Раздался стук в дверь, и в каюту вошел Ричард Эршад:

— Ну, как вы устроились?

— Нормально, — ответил Мельников. — Мы можем выходить из каюты?

— Конечно, вы же свободные люди. В любое время можете выходить на палубу, гулять, дышать морским воздухом. Кстати, ваш соотечественник размещен через каюту справа. Если появится желание, можете пообщаться.

— Кто? Откуда? — спросил Мельников.

— Точно не знаю. Спросите у него сами.

Эршад ушел. Мельников предложил:

— Небось дело к утру идет. Давай спать.

Верхнее место досталось Полещуку. Они выключили свет и уснули.

Солнце было уже высоко в безоблачном небе, когда их разбудил стук в дверь. Эршад пригласил на завтрак.

Умывшись, парни вышли в длинный коридор и по нему прошли, казалось, через все судно. Вскоре очутились в небольшом помещении, где было три квадратных стола. Судно уже плыло, и его немного покачивало. Парни с непривычки широко расставляли ноги и передвигались неуверенно.

За первым столиком сидел мужчина.

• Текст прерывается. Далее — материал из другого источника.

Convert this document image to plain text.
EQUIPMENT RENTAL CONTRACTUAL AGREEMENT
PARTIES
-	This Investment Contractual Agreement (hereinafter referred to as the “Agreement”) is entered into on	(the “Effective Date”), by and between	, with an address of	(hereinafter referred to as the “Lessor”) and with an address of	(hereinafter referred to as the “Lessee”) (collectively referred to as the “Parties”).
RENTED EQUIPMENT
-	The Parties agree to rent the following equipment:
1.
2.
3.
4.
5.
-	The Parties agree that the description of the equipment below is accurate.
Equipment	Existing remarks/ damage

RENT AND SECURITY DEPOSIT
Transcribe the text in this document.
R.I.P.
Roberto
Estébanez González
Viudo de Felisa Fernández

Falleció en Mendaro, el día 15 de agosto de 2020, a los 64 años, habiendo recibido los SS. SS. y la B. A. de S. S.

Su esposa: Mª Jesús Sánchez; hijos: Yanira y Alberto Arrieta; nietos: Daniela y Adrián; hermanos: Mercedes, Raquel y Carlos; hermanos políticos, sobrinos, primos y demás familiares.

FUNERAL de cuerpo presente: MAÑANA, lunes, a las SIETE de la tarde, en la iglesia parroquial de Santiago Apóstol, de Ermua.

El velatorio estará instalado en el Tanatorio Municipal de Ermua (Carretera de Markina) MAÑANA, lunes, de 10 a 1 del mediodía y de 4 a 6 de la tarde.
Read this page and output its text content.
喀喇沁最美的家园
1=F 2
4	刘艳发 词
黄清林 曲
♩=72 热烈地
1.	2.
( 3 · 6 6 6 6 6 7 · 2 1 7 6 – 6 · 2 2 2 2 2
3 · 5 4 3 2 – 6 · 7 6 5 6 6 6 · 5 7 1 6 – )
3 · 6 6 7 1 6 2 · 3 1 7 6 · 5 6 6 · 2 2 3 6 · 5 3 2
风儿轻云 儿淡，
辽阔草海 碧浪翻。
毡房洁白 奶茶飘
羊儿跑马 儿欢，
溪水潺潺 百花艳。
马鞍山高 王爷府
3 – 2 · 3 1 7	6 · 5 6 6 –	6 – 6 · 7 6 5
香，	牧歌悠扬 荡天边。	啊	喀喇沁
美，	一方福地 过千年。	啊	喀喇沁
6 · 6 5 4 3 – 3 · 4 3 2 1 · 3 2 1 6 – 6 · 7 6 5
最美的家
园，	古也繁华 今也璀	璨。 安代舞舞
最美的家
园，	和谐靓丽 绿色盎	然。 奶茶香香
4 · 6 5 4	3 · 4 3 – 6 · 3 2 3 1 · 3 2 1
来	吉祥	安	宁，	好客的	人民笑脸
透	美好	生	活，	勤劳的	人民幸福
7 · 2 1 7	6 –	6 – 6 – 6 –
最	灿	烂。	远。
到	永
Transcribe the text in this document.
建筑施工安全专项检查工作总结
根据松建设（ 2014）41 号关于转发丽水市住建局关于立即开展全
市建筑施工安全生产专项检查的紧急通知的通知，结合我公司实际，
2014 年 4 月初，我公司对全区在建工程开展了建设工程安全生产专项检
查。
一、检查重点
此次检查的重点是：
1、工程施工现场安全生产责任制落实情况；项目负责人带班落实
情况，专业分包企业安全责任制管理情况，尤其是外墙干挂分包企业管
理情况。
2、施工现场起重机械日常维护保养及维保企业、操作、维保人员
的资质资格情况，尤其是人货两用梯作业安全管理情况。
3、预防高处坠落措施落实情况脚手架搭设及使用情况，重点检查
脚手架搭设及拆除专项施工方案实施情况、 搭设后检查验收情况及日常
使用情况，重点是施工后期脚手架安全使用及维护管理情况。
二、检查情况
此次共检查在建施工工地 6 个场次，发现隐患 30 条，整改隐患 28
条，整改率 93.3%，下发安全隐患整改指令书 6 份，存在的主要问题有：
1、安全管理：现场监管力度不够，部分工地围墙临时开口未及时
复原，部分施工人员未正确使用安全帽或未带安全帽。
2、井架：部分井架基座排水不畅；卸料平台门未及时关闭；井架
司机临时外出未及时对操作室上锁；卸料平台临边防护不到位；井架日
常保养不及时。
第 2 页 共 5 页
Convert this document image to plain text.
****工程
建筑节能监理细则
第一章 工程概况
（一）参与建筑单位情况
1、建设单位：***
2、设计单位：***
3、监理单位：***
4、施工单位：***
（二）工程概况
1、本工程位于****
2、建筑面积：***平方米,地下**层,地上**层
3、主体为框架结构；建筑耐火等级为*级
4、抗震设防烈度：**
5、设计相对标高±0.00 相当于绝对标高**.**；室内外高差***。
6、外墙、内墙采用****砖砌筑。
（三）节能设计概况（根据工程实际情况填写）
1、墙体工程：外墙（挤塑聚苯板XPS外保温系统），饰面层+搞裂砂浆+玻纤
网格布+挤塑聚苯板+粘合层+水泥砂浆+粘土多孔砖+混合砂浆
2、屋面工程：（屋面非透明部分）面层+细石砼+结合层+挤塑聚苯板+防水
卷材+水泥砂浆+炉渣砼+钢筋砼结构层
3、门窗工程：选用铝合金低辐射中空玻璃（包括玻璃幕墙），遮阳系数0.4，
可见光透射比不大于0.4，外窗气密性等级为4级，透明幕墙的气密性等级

При появлении Ричарда и парней он встал. Ричард указал на него рукой:

— Вот, знакомьтесь, он тоже русский.

Стоявший у стола был высок, худощав и небрит. Одет в джинсы-«варенки» и темно-зеленую, с короткими рукавами майку. Он первым протянул руку:

— Привет, мужики! Я Семен Бугчин. Также, как и вы, удачно рванул на свободу.

Мельников и Полещук пожали ему руку, но называть себя не стали.

Эршад заглянул в узкую дверь, ведущую в другую комнату, и что-то громко сказал.

«На английском шпарит», — отметил про себя Мельников.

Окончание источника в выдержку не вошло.